གཟའ་ཕུར་བུ། ༢༠༢༤/༠༤/༢༥

India’s Nuclear Liability Law Slows Power Plant Rollouts


FILE - A man stands with his son on the beach near the Kudankulam nuclear power project in the southern Indian state of Tamil Nadu.
FILE - A man stands with his son on the beach near the Kudankulam nuclear power project in the southern Indian state of Tamil Nadu.
In India, a Russian-built nuclear power station has begun generating power, raising hopes that it will ease energy shortages in the south. But the country’s ambitious plans to ramp up its nuclear power capacity are not panning out as expected.

The Kudankulam nuclear plant in southern Tamil Nadu state went online Tuesday by transmitting 160 megawatts of power to the local grid. In the coming weeks it will gradually be scaled up to its full capacity of 1000 megawatts to light up homes and industries.

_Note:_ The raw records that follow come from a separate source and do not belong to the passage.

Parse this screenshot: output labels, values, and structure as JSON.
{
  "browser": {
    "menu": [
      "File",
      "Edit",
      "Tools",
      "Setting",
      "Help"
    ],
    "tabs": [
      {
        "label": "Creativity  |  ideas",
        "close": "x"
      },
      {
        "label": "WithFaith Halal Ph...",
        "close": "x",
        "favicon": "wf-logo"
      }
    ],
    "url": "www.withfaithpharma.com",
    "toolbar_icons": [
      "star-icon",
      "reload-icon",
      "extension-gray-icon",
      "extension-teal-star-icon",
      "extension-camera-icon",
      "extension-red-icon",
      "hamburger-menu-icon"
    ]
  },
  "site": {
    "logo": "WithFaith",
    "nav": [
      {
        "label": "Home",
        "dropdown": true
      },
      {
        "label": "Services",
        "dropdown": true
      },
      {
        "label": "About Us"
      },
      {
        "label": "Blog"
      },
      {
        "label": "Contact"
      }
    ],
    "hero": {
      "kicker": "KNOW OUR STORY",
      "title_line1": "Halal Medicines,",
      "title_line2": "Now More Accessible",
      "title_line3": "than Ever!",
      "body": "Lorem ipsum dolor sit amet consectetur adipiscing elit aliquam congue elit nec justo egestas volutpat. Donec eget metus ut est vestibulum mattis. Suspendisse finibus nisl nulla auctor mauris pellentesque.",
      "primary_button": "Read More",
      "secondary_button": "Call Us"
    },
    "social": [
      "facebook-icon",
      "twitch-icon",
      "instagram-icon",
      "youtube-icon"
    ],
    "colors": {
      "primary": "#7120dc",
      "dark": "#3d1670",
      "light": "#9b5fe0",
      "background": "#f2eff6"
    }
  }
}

However, hopes of boosting Kudankulam’s capacity even further suffered a setback this month during Prime Minister Manmohan Singh’s trip to Moscow.

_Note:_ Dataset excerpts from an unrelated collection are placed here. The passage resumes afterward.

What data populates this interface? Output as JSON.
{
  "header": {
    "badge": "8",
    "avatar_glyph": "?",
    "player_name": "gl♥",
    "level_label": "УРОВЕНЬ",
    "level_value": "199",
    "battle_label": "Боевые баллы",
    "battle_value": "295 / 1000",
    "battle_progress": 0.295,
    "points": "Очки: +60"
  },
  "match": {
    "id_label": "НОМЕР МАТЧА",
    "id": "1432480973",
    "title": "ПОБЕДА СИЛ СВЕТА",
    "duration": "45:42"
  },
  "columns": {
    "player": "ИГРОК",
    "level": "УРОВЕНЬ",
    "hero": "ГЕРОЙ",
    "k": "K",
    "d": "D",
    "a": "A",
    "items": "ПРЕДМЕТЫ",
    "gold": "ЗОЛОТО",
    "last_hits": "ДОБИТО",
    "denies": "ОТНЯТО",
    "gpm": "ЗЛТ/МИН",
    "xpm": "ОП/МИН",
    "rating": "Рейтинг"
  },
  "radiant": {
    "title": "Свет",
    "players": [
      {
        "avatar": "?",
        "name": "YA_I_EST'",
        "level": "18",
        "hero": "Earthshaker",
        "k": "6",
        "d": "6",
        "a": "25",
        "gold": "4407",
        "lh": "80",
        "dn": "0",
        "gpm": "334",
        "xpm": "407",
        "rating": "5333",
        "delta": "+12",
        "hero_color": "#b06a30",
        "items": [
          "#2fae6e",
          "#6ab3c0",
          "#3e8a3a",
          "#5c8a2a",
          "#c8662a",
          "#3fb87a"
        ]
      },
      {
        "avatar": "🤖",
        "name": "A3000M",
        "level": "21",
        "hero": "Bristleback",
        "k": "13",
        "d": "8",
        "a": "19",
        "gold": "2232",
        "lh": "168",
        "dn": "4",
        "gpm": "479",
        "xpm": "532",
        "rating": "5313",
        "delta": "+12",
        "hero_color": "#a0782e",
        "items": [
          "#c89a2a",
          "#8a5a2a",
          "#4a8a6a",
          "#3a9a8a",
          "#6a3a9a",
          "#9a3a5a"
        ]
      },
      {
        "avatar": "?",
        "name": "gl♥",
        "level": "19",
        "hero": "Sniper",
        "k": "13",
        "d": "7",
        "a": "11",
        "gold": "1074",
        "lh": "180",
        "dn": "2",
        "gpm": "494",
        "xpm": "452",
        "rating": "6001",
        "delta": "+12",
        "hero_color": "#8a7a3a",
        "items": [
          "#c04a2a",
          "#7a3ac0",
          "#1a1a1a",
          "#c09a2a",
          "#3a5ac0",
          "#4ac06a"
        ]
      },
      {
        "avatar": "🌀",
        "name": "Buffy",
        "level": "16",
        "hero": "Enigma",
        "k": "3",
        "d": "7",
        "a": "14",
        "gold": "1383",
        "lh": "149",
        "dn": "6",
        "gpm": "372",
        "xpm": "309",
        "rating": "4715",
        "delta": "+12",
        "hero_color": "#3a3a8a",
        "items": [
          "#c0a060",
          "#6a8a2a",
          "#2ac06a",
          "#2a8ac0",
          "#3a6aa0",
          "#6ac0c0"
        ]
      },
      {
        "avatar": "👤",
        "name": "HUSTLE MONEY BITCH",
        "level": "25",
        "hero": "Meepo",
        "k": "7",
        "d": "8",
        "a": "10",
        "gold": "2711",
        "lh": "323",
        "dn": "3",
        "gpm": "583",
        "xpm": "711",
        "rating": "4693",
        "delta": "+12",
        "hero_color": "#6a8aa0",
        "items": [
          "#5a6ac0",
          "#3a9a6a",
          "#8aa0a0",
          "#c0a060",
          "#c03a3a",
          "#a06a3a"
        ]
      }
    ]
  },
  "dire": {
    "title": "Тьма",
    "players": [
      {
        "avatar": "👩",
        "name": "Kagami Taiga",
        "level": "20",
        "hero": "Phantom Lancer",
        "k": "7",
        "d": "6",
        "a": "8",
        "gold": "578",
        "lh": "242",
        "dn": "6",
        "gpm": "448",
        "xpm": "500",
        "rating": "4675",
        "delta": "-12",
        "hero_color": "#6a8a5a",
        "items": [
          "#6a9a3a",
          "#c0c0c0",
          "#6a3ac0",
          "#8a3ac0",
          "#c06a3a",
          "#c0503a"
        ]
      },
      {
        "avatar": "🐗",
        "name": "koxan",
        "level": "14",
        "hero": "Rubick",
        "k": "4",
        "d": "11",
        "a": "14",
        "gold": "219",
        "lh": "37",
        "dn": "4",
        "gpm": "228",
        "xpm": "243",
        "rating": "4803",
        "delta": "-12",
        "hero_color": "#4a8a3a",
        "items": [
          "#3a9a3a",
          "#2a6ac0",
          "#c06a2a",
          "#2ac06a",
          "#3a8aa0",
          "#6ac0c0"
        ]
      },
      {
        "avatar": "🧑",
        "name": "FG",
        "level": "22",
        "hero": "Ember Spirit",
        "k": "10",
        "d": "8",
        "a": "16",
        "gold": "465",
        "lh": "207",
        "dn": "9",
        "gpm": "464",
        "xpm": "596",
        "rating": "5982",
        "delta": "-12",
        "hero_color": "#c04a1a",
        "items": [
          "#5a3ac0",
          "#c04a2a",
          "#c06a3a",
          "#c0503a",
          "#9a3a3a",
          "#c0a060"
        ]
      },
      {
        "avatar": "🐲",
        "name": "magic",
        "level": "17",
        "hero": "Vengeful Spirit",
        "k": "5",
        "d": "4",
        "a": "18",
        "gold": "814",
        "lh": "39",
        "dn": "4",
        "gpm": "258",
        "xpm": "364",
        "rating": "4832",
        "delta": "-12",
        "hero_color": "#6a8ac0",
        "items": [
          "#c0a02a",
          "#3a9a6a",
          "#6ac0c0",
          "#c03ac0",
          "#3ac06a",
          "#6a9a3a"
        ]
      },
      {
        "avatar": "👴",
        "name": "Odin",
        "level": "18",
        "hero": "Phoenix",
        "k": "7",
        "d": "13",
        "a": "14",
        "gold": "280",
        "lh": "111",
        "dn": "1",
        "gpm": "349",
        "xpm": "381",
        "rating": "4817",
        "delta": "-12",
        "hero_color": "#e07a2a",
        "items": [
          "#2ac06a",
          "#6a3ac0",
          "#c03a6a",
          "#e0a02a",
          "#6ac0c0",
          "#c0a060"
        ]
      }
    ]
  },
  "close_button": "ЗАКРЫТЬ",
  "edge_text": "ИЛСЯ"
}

Proponents hoped he would sign a deal to purchase two new nuclear reactors, each 1000 megawatts. But negotiations are stuck due to the strict civil nuclear liability law that India adopted in 2010 under pressure from the opposition and activists.

Foreign suppliers worry that this law disproportionately burdens sellers of nuclear technology with compensation payments in the case of an accident. They say India’s liability law is not consistent with international nuclear policies.

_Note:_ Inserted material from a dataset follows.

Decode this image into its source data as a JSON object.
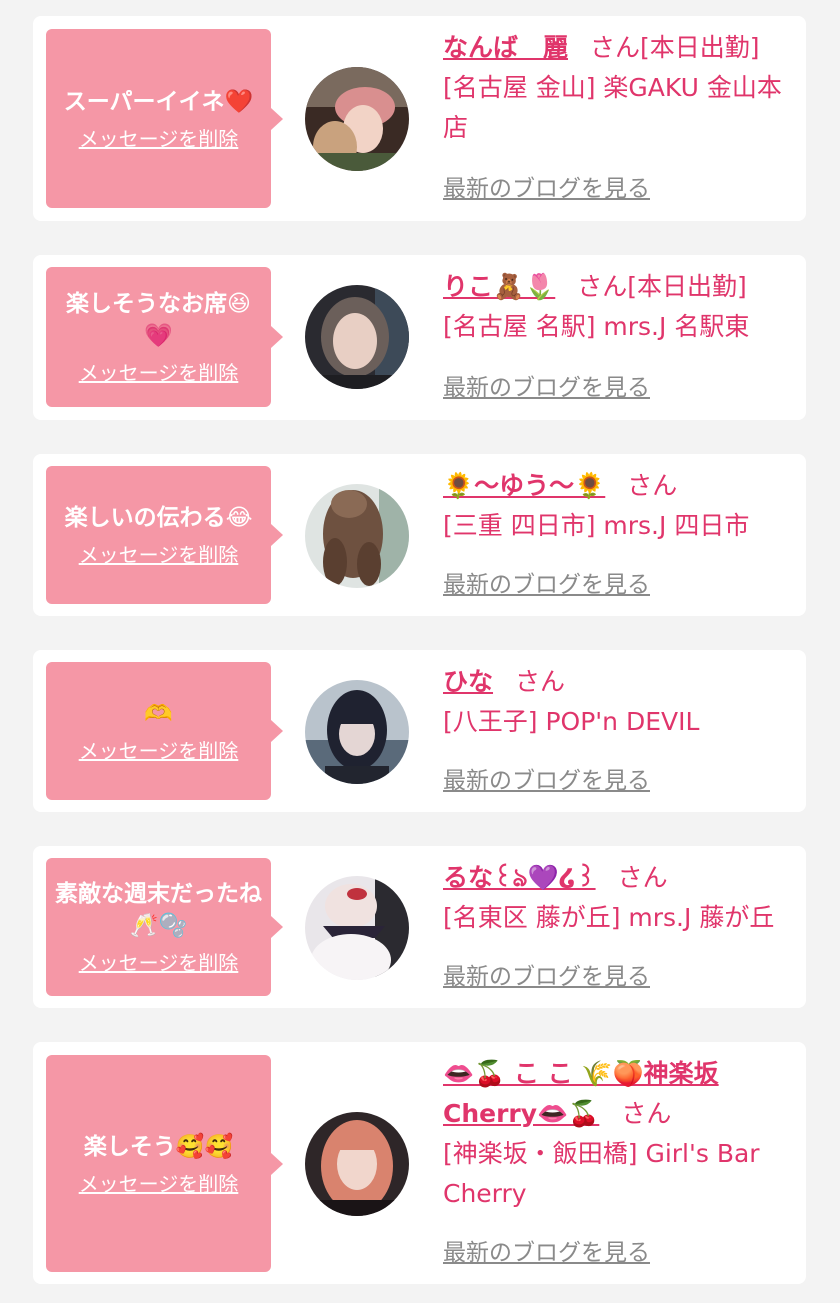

Despite the delay, Indian officials sound optimistic about getting the reactors from Russia and say they hope to iron out the differences in the coming months.

G. Balachandran at the Institute of Defense Studies and Analysis says India has tried to address some of the concerns by putting a cap on the liability of foreign suppliers in the event of a nuclear mishap.

“When they [India] formulated the rules, they limited it to a five year period during which the right of recourse can be exercised. Not indefinite. They said it is not for unlimited amount. So they will be limited to a liability of 250 million dollars for a period of only five years,” said G. Balachandran.

India has long hoped that nuclear power is the answer to its energy woes. The landmark agreement New Delhi struck with the United States in 2008 lifted a three decade long ban on nuclear trade. The deal was expected to lead to investment of nearly $150 billion in India’s nuclear energy sector from countries like Russia, France and the United States.

But so far there has been little progress. Last month, India signed a preliminary contract with U.S.-based Westinghouse Electric Co. to purchase nuclear reactors.

Many analysts blame the liability law for slowing negotiations. Balachandran says foreign suppliers fear that other countries could cite India’s precedent to seek similar guarantees.

“That is the only small impediment I can see in the way of foreign companies saying I don’t want this to become a universal norm. Because that is true, all the other countries have passed a law which does not have right of recourse,” said Balachandran.

The slowdown in the nuclear sector is a setback for a country which had hoped to scale up nuclear power from less than 5,000 megawatts 63,000 megawatts in 20 years to close the huge gap in its energy needs.

There are other problems besides the liability law. Concerns have been growing among local communities about nuclear power safety in the wake of the 2011 Fukushima disaster in Japan. The Kudankulam nuclear project was repeatedly delayed due to protests by villagers living in the plant’s vicinity. The plant only came online after India’s Supreme Court ruled this May that the plant was safe and necessary for the country’s economic growth.